To overcome this fundamental problem, physicists completely redesigned the architecture of the correction circuits. The key innovation was a radical reduction in computation downtime. The optimized algorithms were tested on the 156-qubit superconducting processor IBM Quantum Heron r2. The result is impressive: the survival rate of logical qubits per error correction cycle increased from less than 90% to 96%.

As noted by project leader Stephen Bartlett, director of Sydney Nano, the forced idle time of processor elements at each stage of computation is a "serious obstacle" to reliable operation. Eliminating this bottleneck is critically important for scaling quantum systems.

It is important to emphasize that, although the result was obtained in laboratory conditions on a single processor, the direction of research is of immense significance for the entire industry. Scalability and fault tolerance remain the main barriers on the path to the era of practical quantum computing.

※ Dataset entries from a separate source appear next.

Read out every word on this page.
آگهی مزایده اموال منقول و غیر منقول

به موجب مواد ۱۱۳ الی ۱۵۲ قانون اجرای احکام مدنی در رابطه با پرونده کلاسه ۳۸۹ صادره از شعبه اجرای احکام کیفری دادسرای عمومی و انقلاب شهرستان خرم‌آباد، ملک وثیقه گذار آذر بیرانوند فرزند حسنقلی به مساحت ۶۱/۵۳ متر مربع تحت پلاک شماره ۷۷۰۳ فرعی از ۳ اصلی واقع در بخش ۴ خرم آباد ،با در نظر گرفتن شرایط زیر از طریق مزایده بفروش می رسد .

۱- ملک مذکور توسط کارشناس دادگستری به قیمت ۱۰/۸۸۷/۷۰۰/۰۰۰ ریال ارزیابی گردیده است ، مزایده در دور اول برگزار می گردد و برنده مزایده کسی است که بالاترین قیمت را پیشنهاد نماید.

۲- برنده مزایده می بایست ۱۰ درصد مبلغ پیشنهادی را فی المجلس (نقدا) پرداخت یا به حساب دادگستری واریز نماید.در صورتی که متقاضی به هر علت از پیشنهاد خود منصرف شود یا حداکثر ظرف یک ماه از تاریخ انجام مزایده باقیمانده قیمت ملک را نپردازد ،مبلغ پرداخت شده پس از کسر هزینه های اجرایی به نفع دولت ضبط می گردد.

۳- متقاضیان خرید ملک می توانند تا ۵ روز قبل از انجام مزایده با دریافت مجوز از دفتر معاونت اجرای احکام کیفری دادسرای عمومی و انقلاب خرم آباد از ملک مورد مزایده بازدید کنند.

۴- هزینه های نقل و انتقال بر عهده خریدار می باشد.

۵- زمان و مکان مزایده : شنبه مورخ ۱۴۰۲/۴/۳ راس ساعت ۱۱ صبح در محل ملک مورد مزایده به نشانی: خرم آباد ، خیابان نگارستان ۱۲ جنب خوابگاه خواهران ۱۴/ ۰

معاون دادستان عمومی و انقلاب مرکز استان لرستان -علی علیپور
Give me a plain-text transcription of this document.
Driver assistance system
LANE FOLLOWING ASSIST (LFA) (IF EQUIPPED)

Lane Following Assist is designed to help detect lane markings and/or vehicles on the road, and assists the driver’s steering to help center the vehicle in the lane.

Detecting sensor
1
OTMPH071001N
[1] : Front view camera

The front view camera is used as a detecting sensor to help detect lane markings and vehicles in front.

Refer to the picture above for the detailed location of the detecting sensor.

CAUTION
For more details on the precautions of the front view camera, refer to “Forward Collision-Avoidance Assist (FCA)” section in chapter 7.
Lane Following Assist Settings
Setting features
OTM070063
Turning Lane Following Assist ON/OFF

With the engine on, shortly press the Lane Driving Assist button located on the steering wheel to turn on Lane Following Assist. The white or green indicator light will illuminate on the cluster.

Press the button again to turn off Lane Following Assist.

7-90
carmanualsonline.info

Recall that IBM previously announced plans to achieve the first confirmed cases of quantum advantage by the end of 2026.

Expert opinion: Achieving 96% preservation is not just a number. It is a demonstration that engineering solutions can overcome fundamental physical limitations. If this approach can be scaled to hundreds and thousands of logical qubits, we will see a real transition from experimental laboratory setups to commercially useful quantum computers.